Ok, so I’ll admit this is a bit one-sided. Yes, it was major surgery. Yes, there may be more complications down the line. Yes, implants can look amazing. Yes, I have a patchwork of scars across my body. And yes, it hurt A LOT! (and the recovery will take time). But, all things considered, at 32, the short-term-pain-long-term-gain option was always going to win.

I have no regrets. I’d made my decision before I’d left the cancer surgeon’s consulting room and long before the plastic surgeon had had the chance to draw a diagram of my tummy and explain the lengthy list of complications.

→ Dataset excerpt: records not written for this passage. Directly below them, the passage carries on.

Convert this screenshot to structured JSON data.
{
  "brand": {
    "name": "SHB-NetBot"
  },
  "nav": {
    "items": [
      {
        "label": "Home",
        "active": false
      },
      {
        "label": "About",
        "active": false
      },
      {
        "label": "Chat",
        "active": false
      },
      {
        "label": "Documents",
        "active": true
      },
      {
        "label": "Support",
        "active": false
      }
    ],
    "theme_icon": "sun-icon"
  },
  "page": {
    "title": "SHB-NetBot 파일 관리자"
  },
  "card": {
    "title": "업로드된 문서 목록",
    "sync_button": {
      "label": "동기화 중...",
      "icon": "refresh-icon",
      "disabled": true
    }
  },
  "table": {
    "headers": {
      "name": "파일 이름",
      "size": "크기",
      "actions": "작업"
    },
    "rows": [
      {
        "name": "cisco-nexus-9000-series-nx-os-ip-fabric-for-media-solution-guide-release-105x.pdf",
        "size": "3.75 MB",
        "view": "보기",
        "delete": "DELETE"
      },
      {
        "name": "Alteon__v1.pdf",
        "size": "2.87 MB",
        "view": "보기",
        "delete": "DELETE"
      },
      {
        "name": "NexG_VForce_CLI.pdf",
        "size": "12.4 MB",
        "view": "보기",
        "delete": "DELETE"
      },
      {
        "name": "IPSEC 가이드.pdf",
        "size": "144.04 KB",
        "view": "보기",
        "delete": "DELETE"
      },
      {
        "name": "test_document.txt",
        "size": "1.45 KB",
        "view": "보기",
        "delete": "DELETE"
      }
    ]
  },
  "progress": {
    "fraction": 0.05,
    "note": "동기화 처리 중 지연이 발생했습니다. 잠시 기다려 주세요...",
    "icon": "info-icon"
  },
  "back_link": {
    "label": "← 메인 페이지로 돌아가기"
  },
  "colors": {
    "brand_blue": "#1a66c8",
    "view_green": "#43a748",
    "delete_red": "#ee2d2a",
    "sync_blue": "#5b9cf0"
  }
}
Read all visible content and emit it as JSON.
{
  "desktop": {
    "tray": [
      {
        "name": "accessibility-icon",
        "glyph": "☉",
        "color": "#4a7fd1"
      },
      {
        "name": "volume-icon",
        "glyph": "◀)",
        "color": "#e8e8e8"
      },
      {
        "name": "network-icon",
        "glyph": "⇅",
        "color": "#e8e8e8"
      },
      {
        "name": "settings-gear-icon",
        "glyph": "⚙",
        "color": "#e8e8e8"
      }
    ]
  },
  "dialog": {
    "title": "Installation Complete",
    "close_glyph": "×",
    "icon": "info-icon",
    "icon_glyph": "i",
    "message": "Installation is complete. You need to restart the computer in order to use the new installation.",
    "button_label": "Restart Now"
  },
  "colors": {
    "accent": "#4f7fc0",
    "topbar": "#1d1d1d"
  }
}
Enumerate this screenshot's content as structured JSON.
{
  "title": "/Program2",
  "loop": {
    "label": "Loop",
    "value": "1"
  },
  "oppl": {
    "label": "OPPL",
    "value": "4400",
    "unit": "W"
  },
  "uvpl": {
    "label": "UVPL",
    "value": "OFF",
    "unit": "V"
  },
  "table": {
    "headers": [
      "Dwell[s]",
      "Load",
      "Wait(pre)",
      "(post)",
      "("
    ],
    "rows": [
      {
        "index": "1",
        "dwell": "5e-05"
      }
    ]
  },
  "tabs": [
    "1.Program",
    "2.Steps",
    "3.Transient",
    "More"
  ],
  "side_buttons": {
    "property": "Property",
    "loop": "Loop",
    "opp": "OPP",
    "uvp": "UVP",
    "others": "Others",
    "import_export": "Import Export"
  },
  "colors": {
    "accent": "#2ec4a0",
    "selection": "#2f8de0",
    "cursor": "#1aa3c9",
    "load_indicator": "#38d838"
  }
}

My tummy is as flat as a pancake.  My boobie is warm and as real as it will ever be (albeit without a nipple for now). When I am rubbing aqueous cream into my scars (a must-buy for anyone with breast cancer), I don’t think about the lengthy surgery or the complications. I just smile and thank the surgeons for saving my life and giving me another reason to feel thankful when I look in the mirror.

For anyone having to make this decision in the future, good luck! Listen to your body, listen to your heart and I hope you have many more happy moments in front of the mirror.

Next decision for me? What to wear to my fertility meeting tomorrow. Do I have a skirt that can fit over my corset without it riding up and looking like a belt? Pretty complex stuff!